Broken Strut Responsible for SpaceX's Sad Rocket Explosion (original) (raw)
Three weeks ago, on its seventh scheduled launch to resupply the International Space Station, SpaceX's Falcon 9 rocket inexplicably burst into flames less than three minutes into its flight. Today, Elon Musk finally announced what led to the explosion—sort of.
Emphasizing that their findings were only an “initial assessment,” Musk said that they believed that a broken strut—a two-foot-long piece of steel, an inch wide at its thickest point—was responsible for the rocket’s explosion, which had previously only been attributed to a "decompression event" in its liquid oxygen tanks. No one was injured, but the 4,000 pounds of cargo in the attached Dragon space capsule got blasted into smithereens.
By design, the faulty strut should have been able to take 10,000 pounds of force—well above the 3,500 pounds that the struts actually experience during a launch. But after screening “some enormous number” of them, SpaceX found that some could only withstand 2,000 pounds. The struts were made by an outside supplier that Musk wouldn’t name.
The original point of launching the rocket, in addition to resupplying the ISS, was to try to recover the Falcon 9 on a floating barge in the ocean so that SpaceX could reuse it. Commercial spaceflight companies like SpaceX want to find a way to reuse their rockets, dramatically decreasing the cost of space delivery and travel. (A NASA-funded study reported that using commercial spaceflight could make a trip to the moon up to ten times cheaper.)
SpaceX has never succeeded in recovering Falcon 9, this being the third time in the last eight months that the rocket has crashed or burned. But it's the only time that the company has failed to even deliver the ISS supplies (and the third time this year that a resupply mission has failed).
Falcon 9 is a two-stage rocket, which means that as it shepherds the the Dragon capsule into space, it ejects its weight in two steps. The suspected broken strut, which held helium bottles in place in its liquid oxygen tank, was part of Falcon 9’s second stage. A rocket uses liquid oxygen to burn its fuel1, and as the oxygen gets used up, something—in this case, helium—has to replace the consumed oxygen to maintain proper pressure in the oxygen tank. During launch, the strut snapped, making too much helium leak into the oxygen tank, which led to too much pressure in the oxygen tank, which led to...boom.
Musk says in addition to losing biomedical experiments and high school science projects, SpaceX probably lost hundreds of millions of dollars in revenue in the explosion. Plus, a US and European climate satellite called Jason-3, originally scheduled for launch on August 8, had to be postponed.
So how is SpaceX planning to recover from this one?
First, it will go after the obvious—Musk says the rocket will use a different strut, which the company's engineers will screen individually instead of trusting the guarantee on the label. In the event of another explosion, SpaceX is also rushing the installation of software on the capsule, Dragon, that will let it parachute back to Earth before the rocket explosion gets to the valuable contents in the capsule.
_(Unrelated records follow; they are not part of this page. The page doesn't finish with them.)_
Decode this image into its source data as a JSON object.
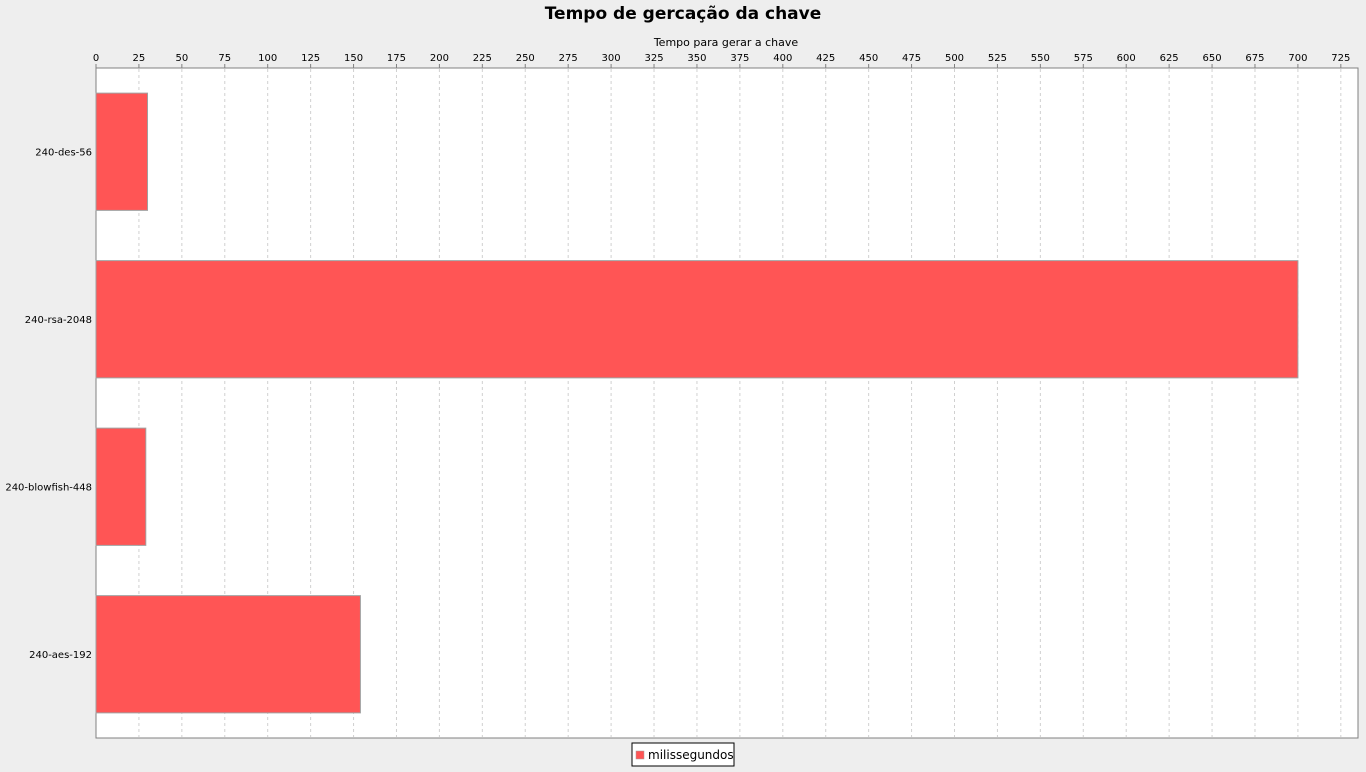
{
  "chart_data": {
    "type": "bar",
    "orientation": "horizontal",
    "title": "Tempo de gercação da chave",
    "xlabel": "Tempo para gerar a chave",
    "ylabel": "",
    "categories": [
      "240-des-56",
      "240-rsa-2048",
      "240-blowfish-448",
      "240-aes-192"
    ],
    "series": [
      {
        "name": "milissegundos",
        "values": [
          30,
          700,
          29,
          154
        ],
        "color": "#ff5555"
      }
    ],
    "xlim": [
      0,
      735
    ],
    "xticks": [
      "0",
      "25",
      "50",
      "75",
      "100",
      "125",
      "150",
      "175",
      "200",
      "225",
      "250",
      "275",
      "300",
      "325",
      "350",
      "375",
      "400",
      "425",
      "450",
      "475",
      "500",
      "525",
      "550",
      "575",
      "600",
      "625",
      "650",
      "675",
      "700",
      "725"
    ],
    "axis_position": "top",
    "grid": true,
    "legend_position": "bottom"
  }
}
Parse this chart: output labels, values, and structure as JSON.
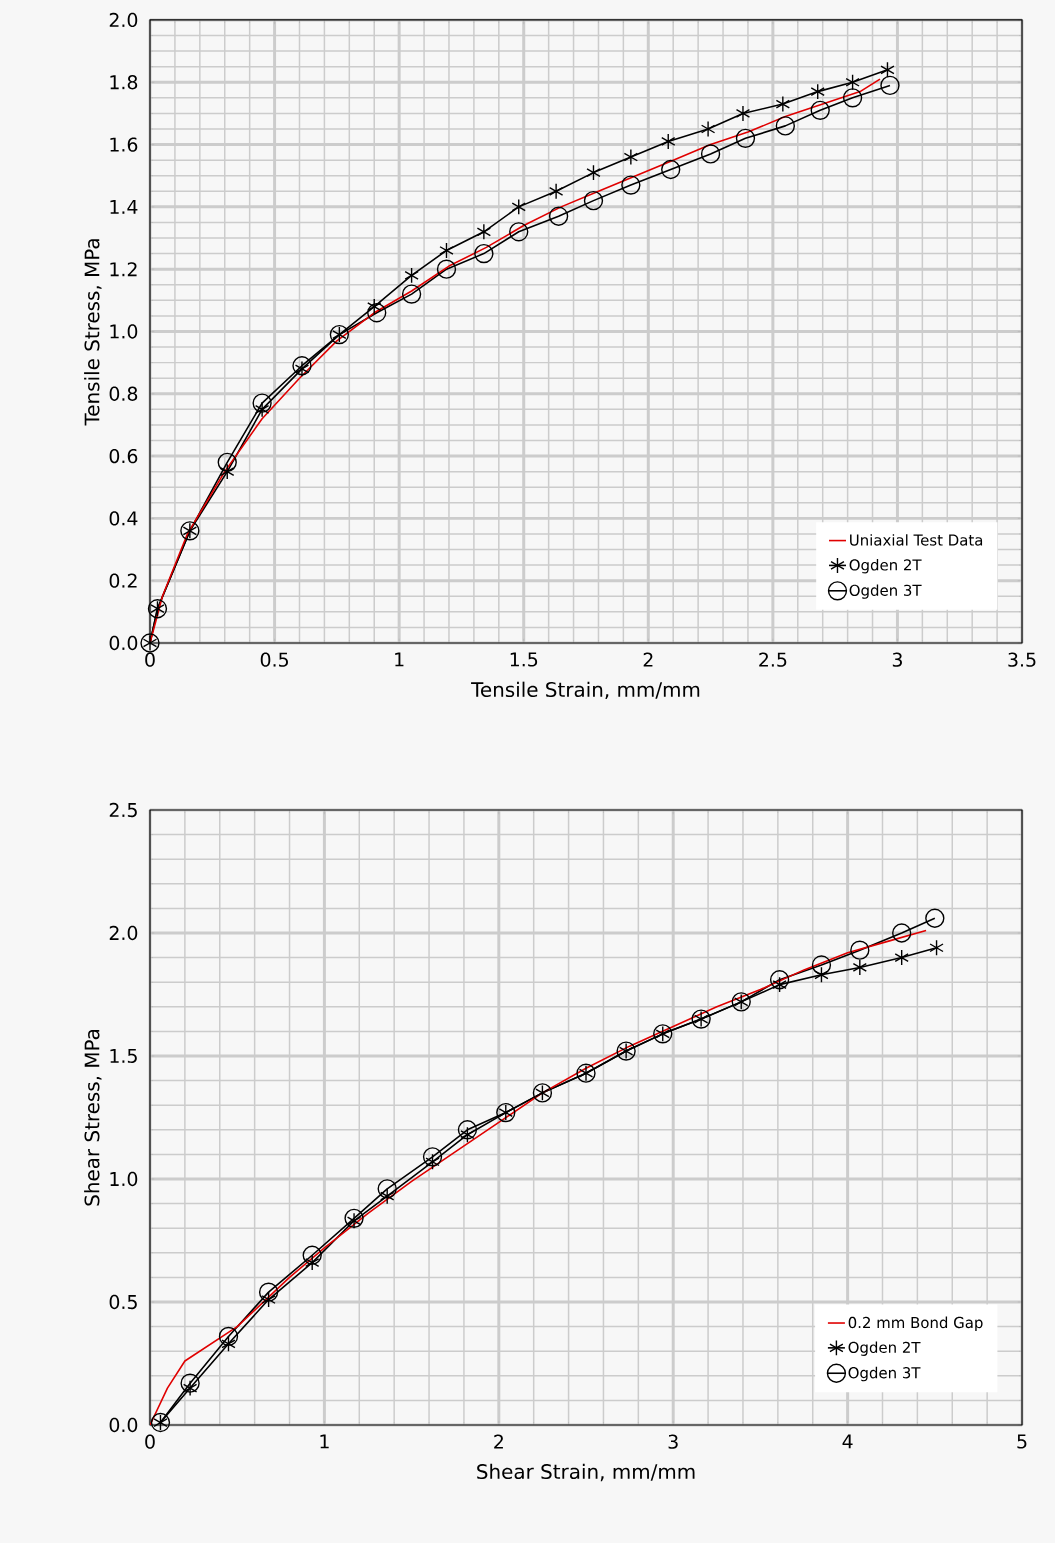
{
  "chart_data": [
    {
      "type": "line",
      "xlabel": "Tensile Strain, mm/mm",
      "ylabel": "Tensile Stress, MPa",
      "xlim": [
        0,
        3.5
      ],
      "ylim": [
        0,
        2.0
      ],
      "xticks": [
        0,
        0.5,
        1,
        1.5,
        2,
        2.5,
        3,
        3.5
      ],
      "yticks": [
        {
          "value": 0,
          "label": "0.0"
        },
        0.2,
        0.4,
        0.6,
        0.8,
        {
          "value": 1,
          "label": "1.0"
        },
        1.2,
        1.4,
        1.6,
        1.8,
        {
          "value": 2,
          "label": "2.0"
        }
      ],
      "grid": true,
      "legend": "bottom right",
      "series": [
        {
          "name": "Uniaxial Test Data",
          "color": "#e00000",
          "marker": "none",
          "x": [
            0,
            0.05,
            0.15,
            0.3,
            0.45,
            0.6,
            0.75,
            0.9,
            1.05,
            1.2,
            1.35,
            1.5,
            1.65,
            1.8,
            1.95,
            2.1,
            2.25,
            2.4,
            2.55,
            2.7,
            2.85,
            2.93
          ],
          "values": [
            0,
            0.15,
            0.35,
            0.55,
            0.72,
            0.85,
            0.97,
            1.06,
            1.13,
            1.21,
            1.27,
            1.34,
            1.4,
            1.45,
            1.5,
            1.55,
            1.6,
            1.64,
            1.69,
            1.73,
            1.77,
            1.81
          ]
        },
        {
          "name": "Ogden 2T",
          "color": "#000000",
          "marker": "cross",
          "x": [
            0,
            0.03,
            0.16,
            0.31,
            0.45,
            0.61,
            0.76,
            0.9,
            1.05,
            1.19,
            1.34,
            1.48,
            1.63,
            1.78,
            1.93,
            2.08,
            2.24,
            2.38,
            2.54,
            2.68,
            2.82,
            2.96
          ],
          "values": [
            0,
            0.11,
            0.36,
            0.55,
            0.75,
            0.88,
            0.99,
            1.08,
            1.18,
            1.26,
            1.32,
            1.4,
            1.45,
            1.51,
            1.56,
            1.61,
            1.65,
            1.7,
            1.73,
            1.77,
            1.8,
            1.84
          ]
        },
        {
          "name": "Ogden 3T",
          "color": "#000000",
          "marker": "circle",
          "x": [
            0,
            0.03,
            0.16,
            0.31,
            0.45,
            0.61,
            0.76,
            0.91,
            1.05,
            1.19,
            1.34,
            1.48,
            1.64,
            1.78,
            1.93,
            2.09,
            2.25,
            2.39,
            2.55,
            2.69,
            2.82,
            2.97
          ],
          "values": [
            0,
            0.11,
            0.36,
            0.58,
            0.77,
            0.89,
            0.99,
            1.06,
            1.12,
            1.2,
            1.25,
            1.32,
            1.37,
            1.42,
            1.47,
            1.52,
            1.57,
            1.62,
            1.66,
            1.71,
            1.75,
            1.79
          ]
        }
      ]
    },
    {
      "type": "line",
      "xlabel": "Shear Strain, mm/mm",
      "ylabel": "Shear Stress, MPa",
      "xlim": [
        0,
        5
      ],
      "ylim": [
        0,
        2.5
      ],
      "xticks": [
        0,
        1,
        2,
        3,
        4,
        5
      ],
      "yticks": [
        {
          "value": 0,
          "label": "0.0"
        },
        0.5,
        {
          "value": 1,
          "label": "1.0"
        },
        1.5,
        {
          "value": 2,
          "label": "2.0"
        },
        2.5
      ],
      "grid": true,
      "legend": "bottom right",
      "series": [
        {
          "name": "0.2 mm Bond Gap",
          "color": "#e00000",
          "marker": "none",
          "x": [
            0,
            0.1,
            0.2,
            0.5,
            0.8,
            1.0,
            1.25,
            1.5,
            1.75,
            2.0,
            2.25,
            2.5,
            2.75,
            3.0,
            3.25,
            3.5,
            3.75,
            4.0,
            4.25,
            4.45
          ],
          "values": [
            0,
            0.15,
            0.26,
            0.4,
            0.6,
            0.72,
            0.86,
            0.99,
            1.11,
            1.23,
            1.35,
            1.45,
            1.54,
            1.62,
            1.7,
            1.77,
            1.85,
            1.92,
            1.97,
            2.01
          ]
        },
        {
          "name": "Ogden 2T",
          "color": "#000000",
          "marker": "cross",
          "x": [
            0.06,
            0.23,
            0.45,
            0.68,
            0.93,
            1.17,
            1.36,
            1.62,
            1.82,
            2.04,
            2.25,
            2.5,
            2.73,
            2.94,
            3.16,
            3.39,
            3.61,
            3.85,
            4.07,
            4.31,
            4.51
          ],
          "values": [
            0.01,
            0.15,
            0.33,
            0.51,
            0.66,
            0.83,
            0.93,
            1.07,
            1.18,
            1.27,
            1.35,
            1.43,
            1.52,
            1.59,
            1.65,
            1.72,
            1.79,
            1.83,
            1.86,
            1.9,
            1.94
          ]
        },
        {
          "name": "Ogden 3T",
          "color": "#000000",
          "marker": "circle",
          "x": [
            0.06,
            0.23,
            0.45,
            0.68,
            0.93,
            1.17,
            1.36,
            1.62,
            1.82,
            2.04,
            2.25,
            2.5,
            2.73,
            2.94,
            3.16,
            3.39,
            3.61,
            3.85,
            4.07,
            4.31,
            4.5
          ],
          "values": [
            0.01,
            0.17,
            0.36,
            0.54,
            0.69,
            0.84,
            0.96,
            1.09,
            1.2,
            1.27,
            1.35,
            1.43,
            1.52,
            1.59,
            1.65,
            1.72,
            1.81,
            1.87,
            1.93,
            2.0,
            2.06
          ]
        }
      ]
    }
  ]
}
But Musk says that this explosion doesn’t affect the company's overall commercial timeline—SpaceX doesn’t have any planned commercial launches until after September. Keeping a game face, he used the catastrophe as a reminder that going to space, after all, is hard. “The fundamental nature of rocketry is that it is a case where the passing grade is 100 percent, every time,” he says. “From the moment of lift-off, it's 100 percent or nothing.”
Musk also blames overconfidence for the accident. The size of SpaceX increased from 500 employees to about 4,000 since their last failed launch seven years ago. “When you’ve only ever seen success, you don’t fear failure quite as much,” he says. Leave it to Elon to slip in some humble bragging while talking about one of his smoky failures lying on the ocean floor.
1UPDATE 7/30/15 6:50 PM This story originally referred to liquid oxygen as fuel. Oxygen is not the fuel; oxygen is needed to burn the fuel.